There are three different unions in dispute with Qantas, representing pilots, engineers and ground staff. Essentially, all are fighting the same battle, which is to hang on to their Qantas conditions of service and well-paid Qantas jobs as management tries to cut costs.
What does Qantas management want?
Qantas management wants to slash labour costs, particularly on international routes, where the airline is supposedly losing $200 million a year. It wants to do this in a number of ways. First is to set up a new offshore hub—possibly with a new premium airline—where pay rates would be lower, shifts longer and conditions more "flexible". Qantas has done this already to a degree by employing pilots for its trans-Tasman route in New Zealand and paying them one third less than in Australia. It has also done this with Jetstar flight attendants based in Thailand who face 20-hour shifts, and whose conditions have been criticised as "slave labour".
Qantas also cuts costs by running code-share flights with Jetstar, and paying pilots at Jetstar rates. By increasing the use of code-share arrangements, domestically and internationally, it can extend lower pay rates to an increasing share of its business. But it doesn't necessarily cut fares.
In Australia, Qantas wants the right to employ contract labour ground staff to meet demand peaks. The TWU appears to have accepted this, but is demanding that the contract hire companies are unionised.
It's about the right to manage
The Qantas board (and the Institute of Public Affairs) say the dispute is about management's right to manage. And our friends at Business Spectator agree. But Qantas managers want to cut pay rates, change work practices, take jobs offshore and increase profits by lowering labour costs. In those circumstances, it's surely legitimate for the unions want a say, because it's about the conditions under which they work.
It's all about union power
Some say it's all about union power. And for Tony Sheldon and the TWU it may well be. But unlike the famous fights in the mining industry, where employees had plenty to gain from higher pay rates, employees in Qantas will lose from the changes that management want to make.
It's the only way Qantas can stay in business
Qantas claims its international operations are losing $200 million a year. Clearly, that can't continue. But not all the changes it's after—particularly those involving the TWU—are confined to international operations. Introducing contract labour to handling of domestic planes has nothing to do with the viability of the airline.
Which side will Fair Work Australia support?

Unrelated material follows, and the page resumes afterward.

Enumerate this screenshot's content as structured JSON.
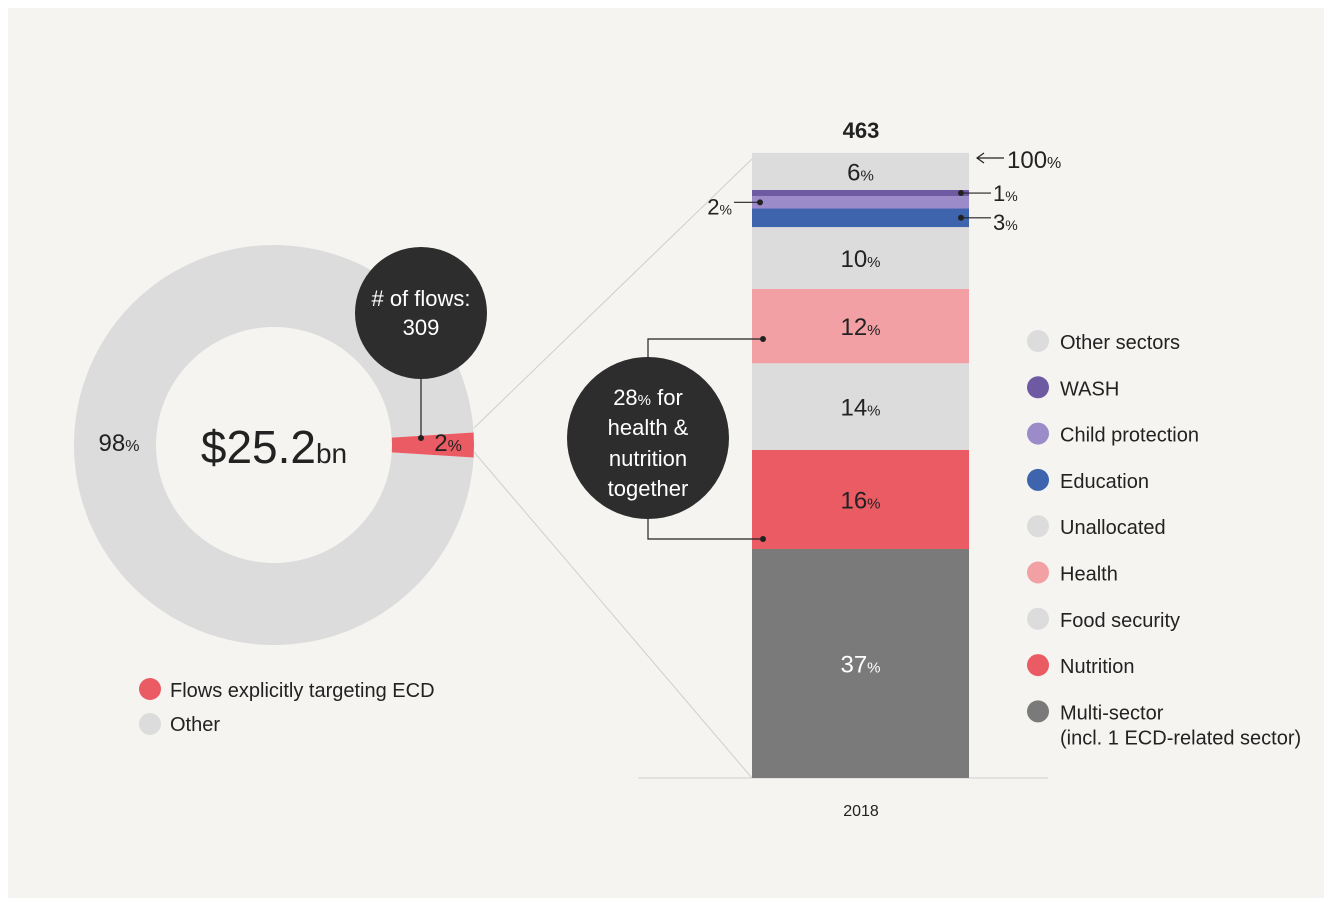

If the disputes remain unsolved after 21 days, Fair Work Australia has the power to impose a settlement. But don't assume it will split the difference between the sides. While the Australian Industry Group is complaining that FWA is entenching union power, Qantas would take heart from a decision in September where FWA refused to apply Qantas conditions to pilots employed at lower rates by the airline's New Zealand subsidiary. It may well take that view again.
How about sharing the pain?
The Qantas dispute is part of an age-old battle between labour and capital. And there's no doubt who is winning. Take a look at these charts from Business Insider, which show CEO pay in the USA is now 350 times average earnings, while corporate profits and unemployment are at record highs and the share of wages in the economy is at record lows. It's not just Alan Joyce that's getting a 71% pay rise for making his workforce take less.
How about sharing the gain?
We all know Qantas passengers have been victims of this dispute. But that's not the only way they're losing out. Qantas made an underlying profit of $500 million last year, which translates to $700 million on its domestic operations. So why aren't passengers getting some of that in lower fares? And will Qantas pass on any future cost savings—at employees' expense—to the public? Or will it just hand it to its shareholders and management?